Le documentaire "La Voie normale" d'Erige Sehiri en compétition au 40e festival Cinemed de Montpellier a reçu la mention spéciale du jury (composé de la productrice Janja Kralj, du cinéaste Hassen Ferhani et du présent critique Cédric Lépine) en octobre 2018. Une sortie en Tunisie du film est prévue pour février 2019.

Erige Sehiri © DR Erige Sehiri © DR

 

En Tunisie, la Voie normale est la seule ligne de chemin de fer qui respecte les normes internationales. C'est aussi la ligne la plus délaissée par la compagnie de chemins de fer, orgueil de la nation. Les cheminots Ahmed, Afef, Issam, Abee et Najib sont les acteurs attentifs et engagés qui voient dans leur travail le portrait de la Tunisie post-révolutionnaire.

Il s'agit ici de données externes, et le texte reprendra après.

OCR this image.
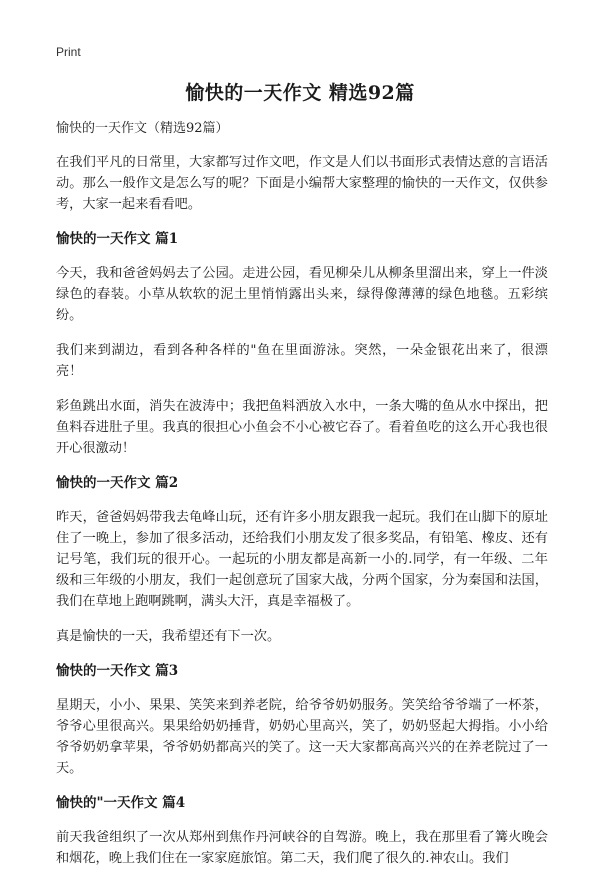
Print
愉快的一天作文 精选92篇
愉快的一天作文（精选92篇）

在我们平凡的日常里，大家都写过作文吧，作文是人们以书面形式表情达意的言语活动。那么一般作文是怎么写的呢？下面是小编帮大家整理的愉快的一天作文，仅供参考，大家一起来看看吧。

愉快的一天作文 篇1

今天，我和爸爸妈妈去了公园。走进公园，看见柳朵儿从柳条里溜出来，穿上一件淡绿色的春装。小草从软软的泥土里悄悄露出头来，绿得像薄薄的绿色地毯。五彩缤纷。

我们来到湖边，看到各种各样的"鱼在里面游泳。突然，一朵金银花出来了，很漂亮！

彩鱼跳出水面，消失在波涛中；我把鱼料洒放入水中，一条大嘴的鱼从水中探出，把鱼料吞进肚子里。我真的很担心小鱼会不小心被它吞了。看着鱼吃的这么开心我也很开心很激动！

愉快的一天作文 篇2

昨天，爸爸妈妈带我去龟峰山玩，还有许多小朋友跟我一起玩。我们在山脚下的原址住了一晚上，参加了很多活动，还给我们小朋友发了很多奖品，有铅笔、橡皮、还有记号笔，我们玩的很开心。一起玩的小朋友都是高新一小的.同学，有一年级、二年级和三年级的小朋友，我们一起创意玩了国家大战，分两个国家，分为秦国和法国，我们在草地上跑啊跳啊，满头大汗，真是幸福极了。

真是愉快的一天，我希望还有下一次。

愉快的一天作文 篇3

星期天，小小、果果、笑笑来到养老院，给爷爷奶奶服务。笑笑给爷爷端了一杯茶，爷爷心里很高兴。果果给奶奶捶背，奶奶心里高兴，笑了，奶奶竖起大拇指。小小给爷爷奶奶拿苹果，爷爷奶奶都高兴的笑了。这一天大家都高高兴兴的在养老院过了一天。

愉快的"一天作文 篇4

前天我爸组织了一次从郑州到焦作丹河峡谷的自驾游。晚上，我在那里看了篝火晚会和烟花，晚上我们住在一家家庭旅馆。第二天，我们爬了很久的.神农山。我们
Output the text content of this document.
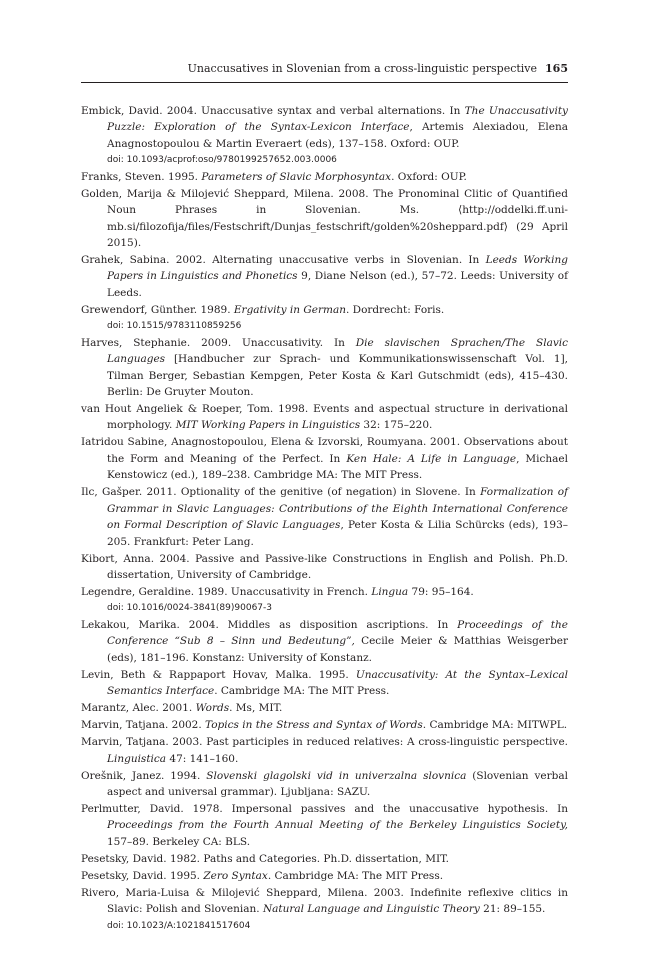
Unaccusatives in Slovenian from a cross-linguistic perspective 165
Embick, David. 2004. Unaccusative syntax and verbal alternations. In The Unaccusativity Puzzle: Exploration of the Syntax-Lexicon Interface, Artemis Alexiadou, Elena Anagnostopoulou & Martin Everaert (eds), 137–158. Oxford: OUP.
doi: 10.1093/acprof:oso/9780199257652.003.0006
Franks, Steven. 1995. Parameters of Slavic Morphosyntax. Oxford: OUP.
Golden, Marija & Milojević Sheppard, Milena. 2008. The Pronominal Clitic of Quantified Noun Phrases in Slovenian. Ms. ⟨http://oddelki.ff.uni-mb.si/filozofija/files/Festschrift/Dunjas_festschrift/golden%20sheppard.pdf⟩ (29 April 2015).
Grahek, Sabina. 2002. Alternating unaccusative verbs in Slovenian. In Leeds Working Papers in Linguistics and Phonetics 9, Diane Nelson (ed.), 57–72. Leeds: University of Leeds.
Grewendorf, Günther. 1989. Ergativity in German. Dordrecht: Foris.
doi: 10.1515/9783110859256
Harves, Stephanie. 2009. Unaccusativity. In Die slavischen Sprachen/The Slavic Languages [Handbucher zur Sprach- und Kommunikationswissenschaft Vol. 1], Tilman Berger, Sebastian Kempgen, Peter Kosta & Karl Gutschmidt (eds), 415–430. Berlin: De Gruyter Mouton.
van Hout Angeliek & Roeper, Tom. 1998. Events and aspectual structure in derivational morphology. MIT Working Papers in Linguistics 32: 175–220.
Iatridou Sabine, Anagnostopoulou, Elena & Izvorski, Roumyana. 2001. Observations about the Form and Meaning of the Perfect. In Ken Hale: A Life in Language, Michael Kenstowicz (ed.), 189–238. Cambridge MA: The MIT Press.
Ilc, Gašper. 2011. Optionality of the genitive (of negation) in Slovene. In Formalization of Grammar in Slavic Languages: Contributions of the Eighth International Conference on Formal Description of Slavic Languages, Peter Kosta & Lilia Schürcks (eds), 193–205. Frankfurt: Peter Lang.
Kibort, Anna. 2004. Passive and Passive-like Constructions in English and Polish. Ph.D. dissertation, University of Cambridge.
Legendre, Geraldine. 1989. Unaccusativity in French. Lingua 79: 95–164.
doi: 10.1016/0024-3841(89)90067-3
Lekakou, Marika. 2004. Middles as disposition ascriptions. In Proceedings of the Conference “Sub 8 – Sinn und Bedeutung”, Cecile Meier & Matthias Weisgerber (eds), 181–196. Konstanz: University of Konstanz.
Levin, Beth & Rappaport Hovav, Malka. 1995. Unaccusativity: At the Syntax–Lexical Semantics Interface. Cambridge MA: The MIT Press.
Marantz, Alec. 2001. Words. Ms, MIT.
Marvin, Tatjana. 2002. Topics in the Stress and Syntax of Words. Cambridge MA: MITWPL.
Marvin, Tatjana. 2003. Past participles in reduced relatives: A cross-linguistic perspective. Linguistica 47: 141–160.
Orešnik, Janez. 1994. Slovenski glagolski vid in univerzalna slovnica (Slovenian verbal aspect and universal grammar). Ljubljana: SAZU.
Perlmutter, David. 1978. Impersonal passives and the unaccusative hypothesis. In Proceedings from the Fourth Annual Meeting of the Berkeley Linguistics Society, 157–89. Berkeley CA: BLS.
Pesetsky, David. 1982. Paths and Categories. Ph.D. dissertation, MIT.
Pesetsky, David. 1995. Zero Syntax. Cambridge MA: The MIT Press.
Rivero, Maria-Luisa & Milojević Sheppard, Milena. 2003. Indefinite reflexive clitics in Slavic: Polish and Slovenian. Natural Language and Linguistic Theory 21: 89–155.
doi: 10.1023/A:1021841517604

Cédric Lépine : Pouvez-vous expliquer comment vous avez commencé à réaliser des films après une formation en journalisme ?
Erige Sehiri :
J'ai commencé à faire des documentaires dans une association de quartier appelée Timecode Corp aux Minguettes, banlieue de Lyon où je suis née. Je voulais alors faire du cinéma mais je n'en avais pas les moyens. J'ai réalisé D'objet à sujet, un reportage sur la Journée de la Femme où je mettais en lumière des portraits de différentes femmes engagées des quartiers populaires. C'était en 2008. Je sentais l'urgence en moi d'avoir des choses à dire et le journalisme me donnait la possibilité de m'exprimer rapidement alors que le cinéma me paraissait à ce moment là tellement inaccessible ! De fil en aiguille, j'ai travaillé et financé un autre documentaire en Palestine ; Sur le chemin de l'école où je suivais le quotidien de jeunes écoliers de Jérusalem-Est et de Bethléem séparés par un mur. En parallèle, je travaillais pour des chaînes d’informations françaises à Jérusalem. Je me suis alors très vite rendu compte que l'actualité n'était pas quelque chose qui était naturelle pour moi parce que je n'y étais pas à l'aise et que j’avais besoin de prendre mon temps avec les gens. En revanche, cela m'a formé à l'image. Puis éclate la Révolution tunisienne et je me rends à Tunis où j'y fais quelques piges en tant que journaliste. Je regarde alors un documentaire de création intitulé Fix Me du réalisateur palestinien Raed Andoni et j'éprouve une véritable révélation : je comprends que c'est exactement ce genre de documentaire de création qui m’inspire et que j’aimerai réaliser. Je le rencontre et j'apprends qu'il travaille sur un documentaire collectif sur le thème de l'identité dans le monde arabe. Je lui parle de mon projet de court métrage autour de mon père et le contexte révolutionnaire en Tunisie et il propose de me produire. À ce moment-là, je quitte complètement le journalisme d’actualité, j'entame en 2013 l'écriture de La Voie normale. Je cofonde au même moment un nouveau média intitulé Inkyfada, un média en ligne où l'on repense la manière de présenter l'information et de faire du journalisme proche d'une démarche de documentariste.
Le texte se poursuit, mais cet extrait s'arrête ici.